1st Edition

Rational Expectations Econometrics

By Lars Peter Hansen, Thomas Sargent Copyright 1991

    At the core of the rational expectations revolution is the insight that economic policy does not operate independently of economic agents' knowledge of that policy and their expectations of the effects of that policy. This means that there are very complicated feedback relationships existing between policy and the behaviour of economic agents, and these relationships pose very difficult problems in econometrics when one tries to exploit the rational expectations insight in formal economic modelling. This volume consists of work by two rational expectations pioneers dealing with the "nuts and bolts" problems of modelling the complications introduced by rational expectations. Each paper deals with aspects of the problem of making inferences about parameters of a dynamic economic model on the basis of time series observations. Each exploits restrictions on an econometric model imposed by the hypothesis that agents within the model have rational expectations.

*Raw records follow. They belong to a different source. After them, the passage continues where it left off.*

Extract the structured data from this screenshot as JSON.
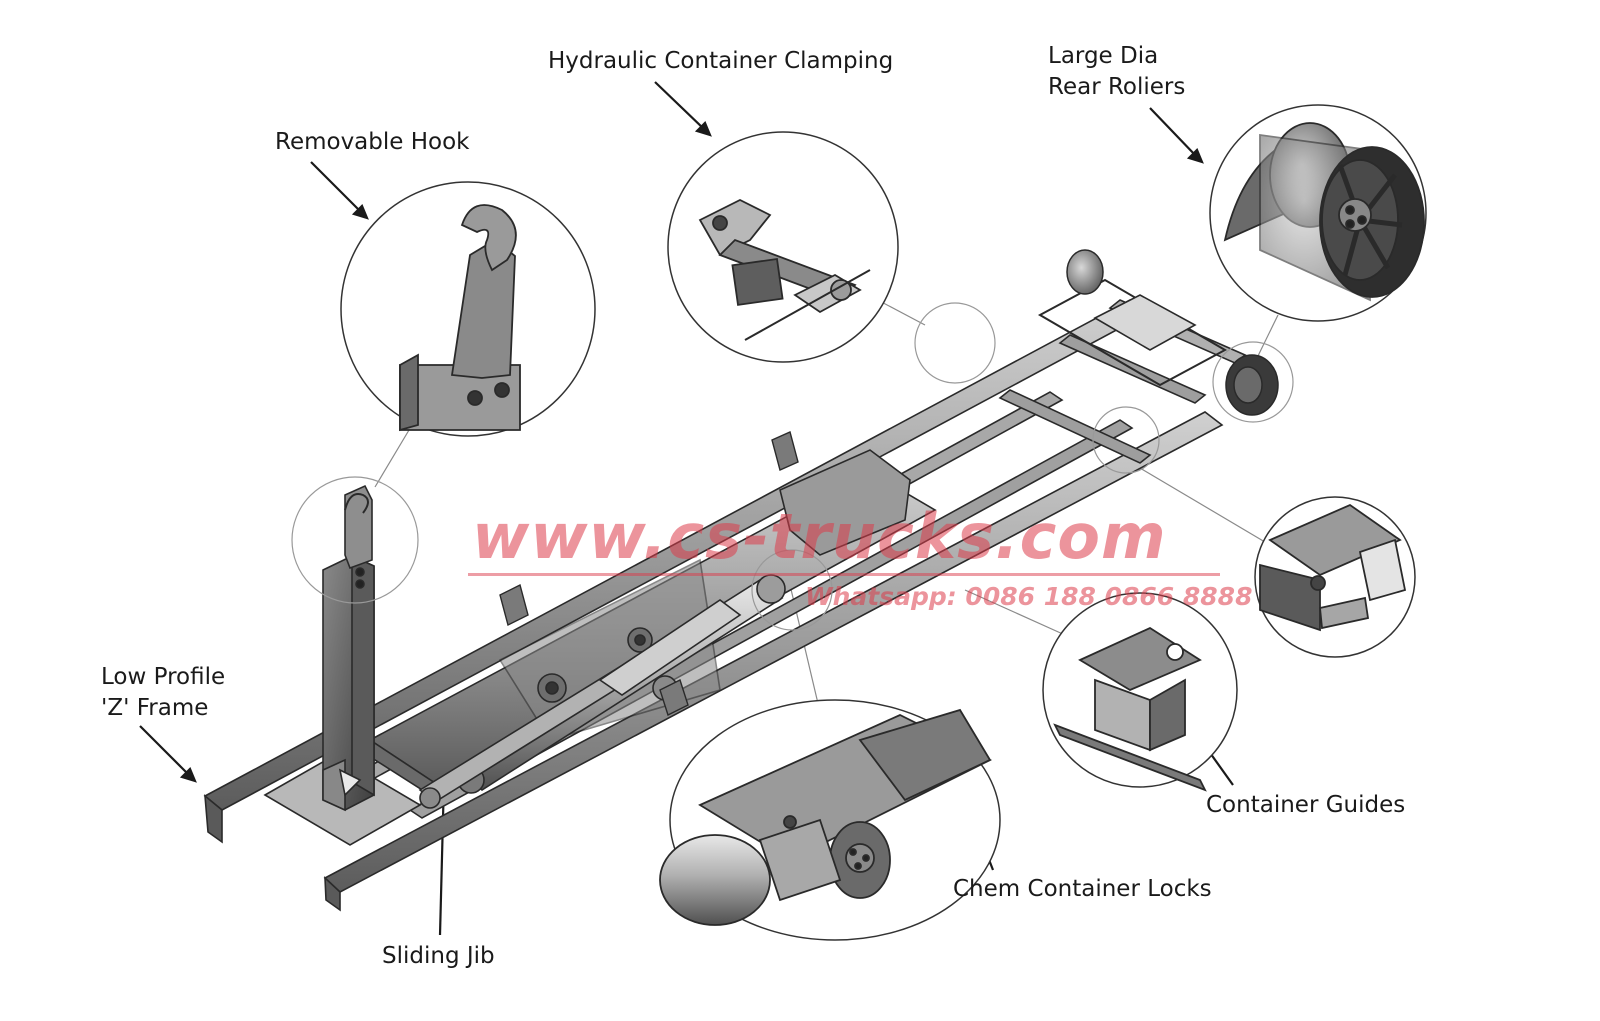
{
  "labels": {
    "hydraulic_clamping": "Hydraulic Container Clamping",
    "large_dia_line1": "Large Dia",
    "large_dia_line2": "Rear Roliers",
    "removable_hook": "Removable Hook",
    "low_profile_line1": "Low Profile",
    "low_profile_line2": "'Z' Frame",
    "container_guides": "Container Guides",
    "chem_locks": "Chem Container Locks",
    "sliding_jib": "Sliding Jib"
  },
  "watermark": {
    "url": "www.cs-trucks.com",
    "phone": "Whatsapp: 0086 188 0866 8888",
    "color": "#dc3c4b"
  },
  "colors": {
    "steel": "#8f8f8f",
    "steel_dark": "#4a4a4a",
    "steel_light": "#c4c4c4",
    "outline": "#2a2a2a",
    "leader": "#7a7a7a"
  }
}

    Exact linear rational expectations models; identification of continuous time rational expectations models from discrete time data; two difficulties with interpreting vector auto-regressions.

    Biography

    Lars Peter Hansen, University of Chicago. Thomas J. Sargent is Donald Lucas Professor of Economics at Stanford University and Senior Fellow at the Hoover Institution. A pioneer of the rational expectations school of macroeconomics, he is the author of "The Conquest of American Inflation" (Princeton), "Bounded Rationality in Macroeconomics", and "Dynamic Macroeconomic Theory".